As expected, the Stamp Duty holiday has been extended until 30 June. That means anyone completing on the purchase of a property in England and Northern Ireland worth up to £500,000 will not have to pay Stamp Duty before then. After this, the nil rate band will apply on properties up to a value of £250,000 until the end of September.
The Chancellor has also pledged to help first-time buyers who have a small deposit get on the property ladder with a mortgage guarantee scheme. As part of the initiative, the government will guarantee a chunk of the loan offered by mortgage companies, making it easier for people to be approved for riskier 95% mortgages. The scheme is for properties worth up to £600,000.
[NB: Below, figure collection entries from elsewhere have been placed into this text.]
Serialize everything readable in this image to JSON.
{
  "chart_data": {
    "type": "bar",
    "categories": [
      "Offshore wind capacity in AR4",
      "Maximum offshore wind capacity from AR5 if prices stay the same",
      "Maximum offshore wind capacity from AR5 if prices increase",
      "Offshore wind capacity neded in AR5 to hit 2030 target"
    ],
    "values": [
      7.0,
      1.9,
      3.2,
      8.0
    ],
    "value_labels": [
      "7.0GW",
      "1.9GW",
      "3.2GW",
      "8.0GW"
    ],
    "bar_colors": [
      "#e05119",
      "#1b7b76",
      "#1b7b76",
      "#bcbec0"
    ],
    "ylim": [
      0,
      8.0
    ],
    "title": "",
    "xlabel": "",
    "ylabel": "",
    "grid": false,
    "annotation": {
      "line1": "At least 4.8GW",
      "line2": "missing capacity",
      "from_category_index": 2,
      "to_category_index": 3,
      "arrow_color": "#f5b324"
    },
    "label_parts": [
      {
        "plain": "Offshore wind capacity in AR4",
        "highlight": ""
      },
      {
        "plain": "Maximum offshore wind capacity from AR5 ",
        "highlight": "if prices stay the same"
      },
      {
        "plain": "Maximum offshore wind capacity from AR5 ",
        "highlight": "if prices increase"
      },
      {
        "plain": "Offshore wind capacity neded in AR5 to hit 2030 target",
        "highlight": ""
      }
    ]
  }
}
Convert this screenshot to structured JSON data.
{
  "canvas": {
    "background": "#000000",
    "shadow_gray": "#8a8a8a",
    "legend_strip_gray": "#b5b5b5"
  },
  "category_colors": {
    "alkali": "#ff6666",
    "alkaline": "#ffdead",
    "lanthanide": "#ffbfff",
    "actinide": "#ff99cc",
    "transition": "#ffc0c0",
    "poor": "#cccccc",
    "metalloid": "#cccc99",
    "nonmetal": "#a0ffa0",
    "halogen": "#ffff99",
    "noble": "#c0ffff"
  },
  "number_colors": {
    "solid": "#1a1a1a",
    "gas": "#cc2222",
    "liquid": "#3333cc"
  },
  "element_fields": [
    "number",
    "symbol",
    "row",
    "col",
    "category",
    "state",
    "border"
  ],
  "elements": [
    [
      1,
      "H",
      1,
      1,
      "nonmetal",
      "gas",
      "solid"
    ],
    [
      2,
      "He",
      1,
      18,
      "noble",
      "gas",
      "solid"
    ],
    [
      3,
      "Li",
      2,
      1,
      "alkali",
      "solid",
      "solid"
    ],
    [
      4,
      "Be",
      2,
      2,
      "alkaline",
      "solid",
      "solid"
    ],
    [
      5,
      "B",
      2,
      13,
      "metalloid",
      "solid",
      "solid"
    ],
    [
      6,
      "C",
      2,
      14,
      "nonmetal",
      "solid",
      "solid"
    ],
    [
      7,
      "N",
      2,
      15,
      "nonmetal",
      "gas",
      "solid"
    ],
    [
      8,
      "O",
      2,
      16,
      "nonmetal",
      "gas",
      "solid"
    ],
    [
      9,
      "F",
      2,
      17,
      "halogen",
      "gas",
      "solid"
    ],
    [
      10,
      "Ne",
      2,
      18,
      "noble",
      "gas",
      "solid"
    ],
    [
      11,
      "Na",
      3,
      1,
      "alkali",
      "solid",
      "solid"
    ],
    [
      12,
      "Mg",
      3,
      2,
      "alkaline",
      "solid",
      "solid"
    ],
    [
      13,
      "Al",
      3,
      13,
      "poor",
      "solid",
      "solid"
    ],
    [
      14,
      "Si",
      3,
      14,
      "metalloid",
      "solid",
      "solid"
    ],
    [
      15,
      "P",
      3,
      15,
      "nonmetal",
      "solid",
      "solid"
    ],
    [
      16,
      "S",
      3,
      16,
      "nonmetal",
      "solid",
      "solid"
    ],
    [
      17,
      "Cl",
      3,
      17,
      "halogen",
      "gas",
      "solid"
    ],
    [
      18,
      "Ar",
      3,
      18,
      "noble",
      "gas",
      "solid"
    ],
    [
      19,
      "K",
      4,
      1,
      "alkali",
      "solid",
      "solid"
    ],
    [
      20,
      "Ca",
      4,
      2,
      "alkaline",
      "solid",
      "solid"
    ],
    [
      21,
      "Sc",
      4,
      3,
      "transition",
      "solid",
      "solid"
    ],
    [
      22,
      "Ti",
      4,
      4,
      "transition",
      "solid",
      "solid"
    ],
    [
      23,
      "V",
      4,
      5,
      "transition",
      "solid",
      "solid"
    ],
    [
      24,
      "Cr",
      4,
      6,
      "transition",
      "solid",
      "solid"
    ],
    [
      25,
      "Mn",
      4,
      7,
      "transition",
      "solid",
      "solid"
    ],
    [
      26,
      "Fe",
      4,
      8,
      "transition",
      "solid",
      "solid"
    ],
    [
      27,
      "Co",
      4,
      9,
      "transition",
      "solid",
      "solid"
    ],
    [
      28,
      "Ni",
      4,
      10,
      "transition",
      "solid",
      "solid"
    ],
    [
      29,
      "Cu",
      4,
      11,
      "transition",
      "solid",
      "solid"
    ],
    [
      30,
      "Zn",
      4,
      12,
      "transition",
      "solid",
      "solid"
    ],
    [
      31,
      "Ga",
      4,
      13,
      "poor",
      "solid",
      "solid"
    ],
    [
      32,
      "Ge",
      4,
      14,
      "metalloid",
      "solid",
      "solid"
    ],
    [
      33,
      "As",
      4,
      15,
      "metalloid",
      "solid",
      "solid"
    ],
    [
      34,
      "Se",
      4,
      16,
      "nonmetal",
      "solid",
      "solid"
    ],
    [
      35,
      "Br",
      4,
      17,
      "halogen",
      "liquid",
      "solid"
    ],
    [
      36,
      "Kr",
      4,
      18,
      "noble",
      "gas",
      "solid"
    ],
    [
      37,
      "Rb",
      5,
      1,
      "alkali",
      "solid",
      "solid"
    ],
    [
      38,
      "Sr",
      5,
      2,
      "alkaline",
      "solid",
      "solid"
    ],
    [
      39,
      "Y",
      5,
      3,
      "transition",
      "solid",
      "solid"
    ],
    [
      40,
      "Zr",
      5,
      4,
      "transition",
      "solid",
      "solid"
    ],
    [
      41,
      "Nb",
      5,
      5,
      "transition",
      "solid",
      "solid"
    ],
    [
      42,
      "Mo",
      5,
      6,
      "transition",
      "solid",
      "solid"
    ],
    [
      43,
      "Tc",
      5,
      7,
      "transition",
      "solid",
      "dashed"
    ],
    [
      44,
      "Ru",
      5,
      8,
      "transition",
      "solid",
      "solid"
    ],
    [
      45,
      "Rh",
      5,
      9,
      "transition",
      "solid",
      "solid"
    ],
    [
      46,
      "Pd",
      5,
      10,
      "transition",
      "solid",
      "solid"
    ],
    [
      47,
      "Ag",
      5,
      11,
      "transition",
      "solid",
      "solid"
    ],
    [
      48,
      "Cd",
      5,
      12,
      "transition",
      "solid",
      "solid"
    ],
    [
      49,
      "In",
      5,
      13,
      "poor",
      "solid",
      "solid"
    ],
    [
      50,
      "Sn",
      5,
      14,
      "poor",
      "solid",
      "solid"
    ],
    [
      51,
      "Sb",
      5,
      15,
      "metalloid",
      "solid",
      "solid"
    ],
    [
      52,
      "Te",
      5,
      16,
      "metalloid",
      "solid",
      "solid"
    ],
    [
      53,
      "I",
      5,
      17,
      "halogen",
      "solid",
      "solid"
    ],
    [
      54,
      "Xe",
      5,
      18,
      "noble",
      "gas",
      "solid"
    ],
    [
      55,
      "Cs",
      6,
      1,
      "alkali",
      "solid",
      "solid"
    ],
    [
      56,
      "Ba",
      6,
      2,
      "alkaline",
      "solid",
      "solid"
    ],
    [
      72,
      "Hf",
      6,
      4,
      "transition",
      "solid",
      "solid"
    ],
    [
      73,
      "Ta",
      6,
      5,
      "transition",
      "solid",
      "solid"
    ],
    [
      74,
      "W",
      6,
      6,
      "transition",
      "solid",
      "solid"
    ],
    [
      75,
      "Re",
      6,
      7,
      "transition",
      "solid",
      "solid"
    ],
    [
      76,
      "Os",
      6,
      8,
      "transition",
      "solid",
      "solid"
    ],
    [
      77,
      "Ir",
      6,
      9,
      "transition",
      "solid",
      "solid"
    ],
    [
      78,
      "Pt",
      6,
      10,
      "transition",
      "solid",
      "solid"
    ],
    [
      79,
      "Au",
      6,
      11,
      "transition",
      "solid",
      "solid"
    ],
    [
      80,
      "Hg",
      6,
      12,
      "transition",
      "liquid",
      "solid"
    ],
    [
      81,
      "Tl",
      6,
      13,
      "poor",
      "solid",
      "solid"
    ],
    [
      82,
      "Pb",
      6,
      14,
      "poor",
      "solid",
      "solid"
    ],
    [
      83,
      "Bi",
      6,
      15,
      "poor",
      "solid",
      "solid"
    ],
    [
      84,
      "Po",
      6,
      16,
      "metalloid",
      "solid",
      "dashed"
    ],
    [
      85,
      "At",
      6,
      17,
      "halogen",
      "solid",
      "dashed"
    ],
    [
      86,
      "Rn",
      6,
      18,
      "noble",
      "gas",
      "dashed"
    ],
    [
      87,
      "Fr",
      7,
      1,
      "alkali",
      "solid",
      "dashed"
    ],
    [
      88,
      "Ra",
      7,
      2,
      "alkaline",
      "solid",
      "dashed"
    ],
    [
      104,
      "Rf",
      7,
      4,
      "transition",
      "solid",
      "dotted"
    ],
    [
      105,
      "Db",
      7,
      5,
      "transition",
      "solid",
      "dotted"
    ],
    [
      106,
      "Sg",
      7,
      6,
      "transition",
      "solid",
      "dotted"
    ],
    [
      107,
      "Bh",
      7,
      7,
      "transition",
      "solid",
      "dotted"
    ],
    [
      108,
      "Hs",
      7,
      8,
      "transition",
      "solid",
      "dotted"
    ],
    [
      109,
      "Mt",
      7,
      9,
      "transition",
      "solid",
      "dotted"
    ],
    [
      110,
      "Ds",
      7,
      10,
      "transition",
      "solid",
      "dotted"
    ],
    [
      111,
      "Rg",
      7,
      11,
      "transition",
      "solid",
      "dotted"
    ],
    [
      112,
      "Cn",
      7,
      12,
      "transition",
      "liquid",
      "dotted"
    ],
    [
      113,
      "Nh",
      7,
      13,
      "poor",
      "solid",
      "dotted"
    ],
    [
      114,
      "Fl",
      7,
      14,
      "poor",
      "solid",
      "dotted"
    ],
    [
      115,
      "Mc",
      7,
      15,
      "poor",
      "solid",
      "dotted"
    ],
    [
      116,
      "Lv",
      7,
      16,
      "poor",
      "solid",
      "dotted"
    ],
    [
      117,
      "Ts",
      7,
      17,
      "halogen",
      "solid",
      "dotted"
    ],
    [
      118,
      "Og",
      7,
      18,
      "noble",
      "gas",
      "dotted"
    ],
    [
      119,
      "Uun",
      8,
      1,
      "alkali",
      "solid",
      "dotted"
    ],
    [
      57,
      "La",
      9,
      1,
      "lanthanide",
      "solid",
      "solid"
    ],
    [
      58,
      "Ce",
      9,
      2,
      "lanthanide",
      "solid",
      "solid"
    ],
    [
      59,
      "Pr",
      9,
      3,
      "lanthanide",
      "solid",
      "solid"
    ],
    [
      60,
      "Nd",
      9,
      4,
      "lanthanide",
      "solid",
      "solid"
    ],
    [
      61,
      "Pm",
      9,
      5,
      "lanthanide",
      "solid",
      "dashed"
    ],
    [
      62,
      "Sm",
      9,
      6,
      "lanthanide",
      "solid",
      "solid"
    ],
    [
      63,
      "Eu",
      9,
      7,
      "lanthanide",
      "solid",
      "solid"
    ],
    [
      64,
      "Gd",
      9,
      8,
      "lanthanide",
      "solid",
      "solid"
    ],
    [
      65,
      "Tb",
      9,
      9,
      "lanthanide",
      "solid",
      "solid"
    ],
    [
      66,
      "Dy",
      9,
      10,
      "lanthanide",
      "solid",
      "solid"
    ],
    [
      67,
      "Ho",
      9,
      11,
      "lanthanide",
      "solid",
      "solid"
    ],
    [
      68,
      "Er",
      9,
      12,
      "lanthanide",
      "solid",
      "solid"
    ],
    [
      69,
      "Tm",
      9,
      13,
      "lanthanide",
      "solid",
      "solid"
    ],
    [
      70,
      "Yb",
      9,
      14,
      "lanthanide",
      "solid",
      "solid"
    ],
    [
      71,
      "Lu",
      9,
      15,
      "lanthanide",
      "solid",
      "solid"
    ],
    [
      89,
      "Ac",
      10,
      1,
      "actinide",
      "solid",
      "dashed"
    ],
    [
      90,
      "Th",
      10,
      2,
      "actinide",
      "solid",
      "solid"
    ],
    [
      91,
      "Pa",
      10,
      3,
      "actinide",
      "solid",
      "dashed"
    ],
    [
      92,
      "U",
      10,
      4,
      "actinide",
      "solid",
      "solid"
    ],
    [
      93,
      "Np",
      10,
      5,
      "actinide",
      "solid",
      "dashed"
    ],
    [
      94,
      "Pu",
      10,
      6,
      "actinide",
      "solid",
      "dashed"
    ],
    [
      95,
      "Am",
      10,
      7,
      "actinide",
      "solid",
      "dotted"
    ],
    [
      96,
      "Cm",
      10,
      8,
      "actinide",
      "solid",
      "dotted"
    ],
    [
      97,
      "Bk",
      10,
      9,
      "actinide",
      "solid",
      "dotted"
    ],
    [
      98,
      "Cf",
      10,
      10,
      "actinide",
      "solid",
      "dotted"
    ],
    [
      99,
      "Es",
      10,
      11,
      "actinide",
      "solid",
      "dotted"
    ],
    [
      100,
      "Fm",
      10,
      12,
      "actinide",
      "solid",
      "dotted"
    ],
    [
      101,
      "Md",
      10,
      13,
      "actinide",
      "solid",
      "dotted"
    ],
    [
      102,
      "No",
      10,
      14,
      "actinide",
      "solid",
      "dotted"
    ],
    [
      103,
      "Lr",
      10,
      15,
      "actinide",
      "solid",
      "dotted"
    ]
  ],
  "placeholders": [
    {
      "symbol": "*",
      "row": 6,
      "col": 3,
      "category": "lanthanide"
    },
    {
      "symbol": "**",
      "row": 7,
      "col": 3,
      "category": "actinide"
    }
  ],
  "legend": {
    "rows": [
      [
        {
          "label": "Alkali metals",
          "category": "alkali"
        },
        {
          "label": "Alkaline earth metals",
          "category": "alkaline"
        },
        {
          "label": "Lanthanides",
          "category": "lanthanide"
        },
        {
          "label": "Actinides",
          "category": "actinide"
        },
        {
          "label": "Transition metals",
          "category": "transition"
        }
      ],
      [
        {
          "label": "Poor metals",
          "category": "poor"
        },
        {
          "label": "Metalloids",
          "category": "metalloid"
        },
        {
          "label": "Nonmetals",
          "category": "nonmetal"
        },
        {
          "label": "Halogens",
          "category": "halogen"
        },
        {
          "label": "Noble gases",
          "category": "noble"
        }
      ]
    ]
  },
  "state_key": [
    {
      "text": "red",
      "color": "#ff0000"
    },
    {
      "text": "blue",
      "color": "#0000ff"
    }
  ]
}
What does this mean for investors?
Stock markets don’t like surprises and they didn’t get any today. Robert Jeffree, chief investment officer of Omnis Investments, says: “The Budget has been positive for stock markets, with the FTSE 100 up since the Chancellor spoke. It’s been negative for gilts, partly due to rising inflation expectations and partly due to continuing issuance.
“The measures will keep the wheels in motion until later in the year, when we’ll have a better view on restrictions easing and the effectiveness of vaccines. The extension of the Stamp Duty holiday should also help avoid a housing market correction. In summary, there were no real surprises – the government will continue to spend money to help revive the country when the lockdown ends.”